As for the other two complaints against Israel, they are easily dismissed.
One concerns the indictment of Haaretz’s Uri Blau for possession of state secrets. It may be unusual for governments in free countries to prosecute journalists who obtain classified documents in addition to the leakers. But it should be remembered that Israel remains a nation at war, besieged by real enemies who shoot rockets and launch terrorist attacks against it as well as threatening it with extinction. That military censorship of security-related stories still exists is regrettable but necessary. When one considers that the documents that he received dealt with actual operational details of the Israeli military rather than outdated items that didn’t deserve a classified rating, the seriousness of the crime can’t be underestimated.

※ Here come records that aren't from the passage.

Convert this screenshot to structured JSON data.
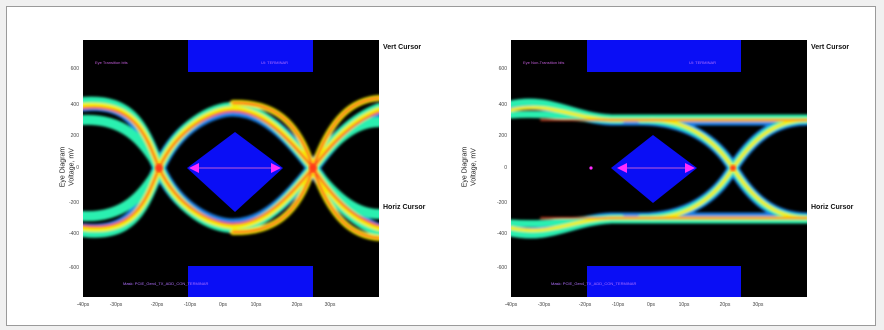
{
  "colors": {
    "plot_background": "#000000",
    "blue_panels": "#0a0ef5",
    "cursor_arrows": "#ff2cff",
    "overlay_text": "#c05cd8"
  },
  "left_chart": {
    "top_banner_left": "Eye Transition bits",
    "top_banner_right": "UI: TERMINAR",
    "bottom_banner": "Mask: PCIE_Gen4_TX_ADD_CON_TERMINAR",
    "ylabel_line1": "Eye Diagram",
    "ylabel_line2": "Voltage, mV",
    "vert_cursor_label": "Vert Cursor",
    "horiz_cursor_label": "Horiz Cursor",
    "y_ticks": [
      "600",
      "400",
      "200",
      "0",
      "-200",
      "-400",
      "-600"
    ],
    "x_ticks": [
      "-40ps",
      "-30ps",
      "-20ps",
      "-10ps",
      "0ps",
      "10ps",
      "20ps",
      "30ps"
    ]
  },
  "right_chart": {
    "top_banner_left": "Eye Non-Transition bits",
    "top_banner_right": "UI: TERMINAR",
    "bottom_banner": "Mask: PCIE_Gen4_TX_ADD_CON_TERMINAR",
    "ylabel_line1": "Eye Diagram",
    "ylabel_line2": "Voltage, mV",
    "vert_cursor_label": "Vert Cursor",
    "horiz_cursor_label": "Horiz Cursor",
    "y_ticks": [
      "600",
      "400",
      "200",
      "0",
      "-200",
      "-400",
      "-600"
    ],
    "x_ticks": [
      "-40ps",
      "-30ps",
      "-20ps",
      "-10ps",
      "0ps",
      "10ps",
      "20ps",
      "30ps"
    ]
  }
}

As it happens, Blau got off rather lightly for trafficking in stolen top-secret documents when he received four months of community service for an offense with troubling implications for the country’s ability to defend itself. Suffice it to say that if any American journalist had behaved similarly during a war when our own survival was at stake, as in World War II, they would not have received such merciful treatment.
The third black mark against Israel concerned the licensing of Channel 10, an independent television channel that had broadcast highly critical reports about Netanyahu. Its license was held up leading to charges that the Likud had retaliated against Channel 10. But even the Freedom House report admits that the real problem with the network is that it was deeply in debt and couldn’t pay its bills. But rather than suppressing a hostile news outlet, the government actually stepped in and helped the channel repay its debts over an extended period allowing it to keep its license. Any idea that this represents the heavy hand of government repression is simply contradicted by the facts.
It boggles the mind how any of this could possibly be interpreted by an impartial evaluator as proof that Israel’s lively press is less free. As muddled as Freedom House’s views on the Blau and Channel 10 cases might be, their arguments are within the bounds of reasonable opinion. But for the group to treat the success of a news organization that has actually made the mainstream press in Israel more diverse as a blow to freedom is not reasonable. In fact, it betrays an ideological bias that undermines the credibility of their report.
The focus of any attempt to defend freedom of the press ought to be on the efforts of governments throughout the globe to repress dissent and to threaten and imprison journalists, not to defend the hegemony of liberals in democracies. Israel remains a bulwark of liberty in a region where despotism is the rule, including a nation like Egypt which recently replaced an authoritarian dictator with a theocratic tyranny. Freedom House ought to be ashamed of tarnishing its impressive brand in this manner. They need to retract the attack on Israel Hayom and restore the Jewish state’s rating to “free.”